Bill 7 RESCOPING propagation: the RAG sweep 1006 finding seeded the new B7/B8 commercialization-vs-research-artifact axis emergent bridge in cross_ledger_bridges. Batch 3 inheritance (sweep_708 2026-05-14) confirmed the B8 emergent bridge cleanly across multimodal_generation (78 closed Bill 9 vs 74 open Bill 12 BIPOLAR) and hardware_inference (strong 0/N + B7/B8 separation in the current cross-ledger atlas). The RAG ledger is the SEED point for what is now an evidence-bearing cross-ledger bridge.
Monthly cadence: vendor system-card revisions + open-source RAG framework releases. Quarterly: HELM-RAG / Stanford CRFM / BEIR / MTEB rolling refresh + ALCE / FacTool / RAGAS / Citation-Bench updates. Triggered: any HELM-RAG publication of independent reproductions across all 5 sub-tasks (would close Bill 10 and create the precondition for an F11 trigger); any intervention-experiment infrastructure published at NeurIPS / ICML / ICLR 2026–2027 enabling causal verification of RAG citation faithfulness at scale.

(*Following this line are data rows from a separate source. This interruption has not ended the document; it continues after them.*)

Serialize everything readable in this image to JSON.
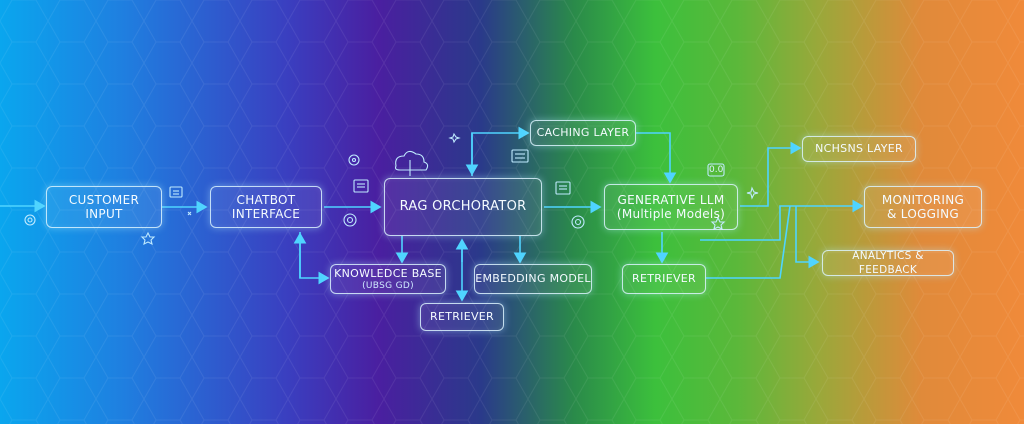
{
  "nodes": {
    "customer_input": {
      "line1": "CUSTOMER",
      "line2": "INPUT"
    },
    "chatbot_interface": {
      "line1": "CHATBOT",
      "line2": "INTERFACE"
    },
    "rag_orchestrator": {
      "label": "RAG ORCHORATOR"
    },
    "caching_layer": {
      "label": "CACHING LAYER"
    },
    "knowledge_base": {
      "label": "KNOWLEDCE BASE",
      "sublabel": "(UBSG GD)"
    },
    "embedding_model": {
      "label": "EMBEDDING MODEL"
    },
    "retriever_left": {
      "label": "RETRIEVER"
    },
    "generative_llm": {
      "line1": "GENERATIVE LLM",
      "line2": "(Multiple Models)"
    },
    "retriever_right": {
      "label": "RETRIEVER"
    },
    "nchsns_layer": {
      "label": "NCHSNS LAYER"
    },
    "monitoring_logging": {
      "line1": "MONITORING",
      "line2": "& LOGGING"
    },
    "analytics_feedback": {
      "label": "ANALYTICS & FEEDBACK"
    }
  },
  "small_tags": {
    "llm_badge": "0.0"
  },
  "colors": {
    "connector": "#4fd4ff",
    "node_border": "#dcf5ff"
  }
}
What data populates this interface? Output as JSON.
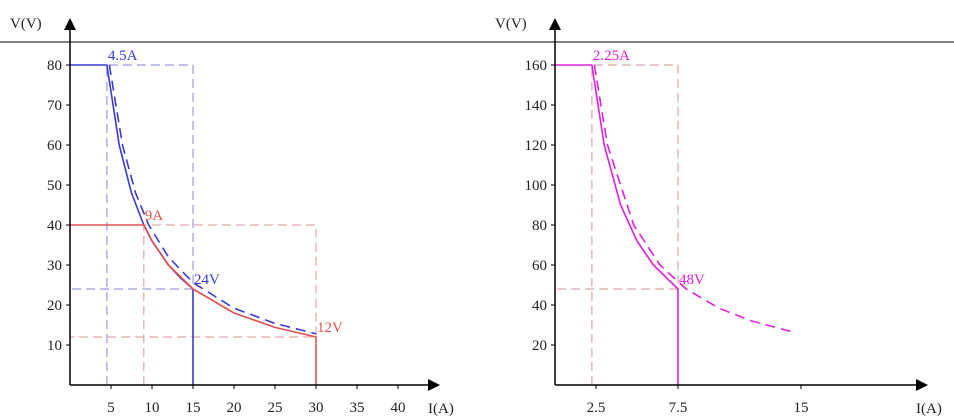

This ledger SEEDED the B7 → B8 RESCOPING via sweep 1006. The new B8 (commercialization-vs-research-artifact axis) emergent bridge has now been currently supported in:
multimodal_generation (377 papers): 78 closed-cloud Bill 9 vs 74 open-source Bill 12 — strong BIPOLAR signal observed.
hardware_inference (291 papers): vLLM/SGLang/llama.cpp/MLX (open) vs Groq/Cerebras/SambaNova/Etched (closed) — separable under the current annotations cluster boundary in current cross-ledger atlas.
Falsification of B8 here would require a 2024–2026 RAG framework that crosses the commercialization-vs-research cluster boundary cleanly (e.g., a closed-cloud vendor open-sourcing core RAG primitives or an open-source framework reaching closed-cloud-product capability parity).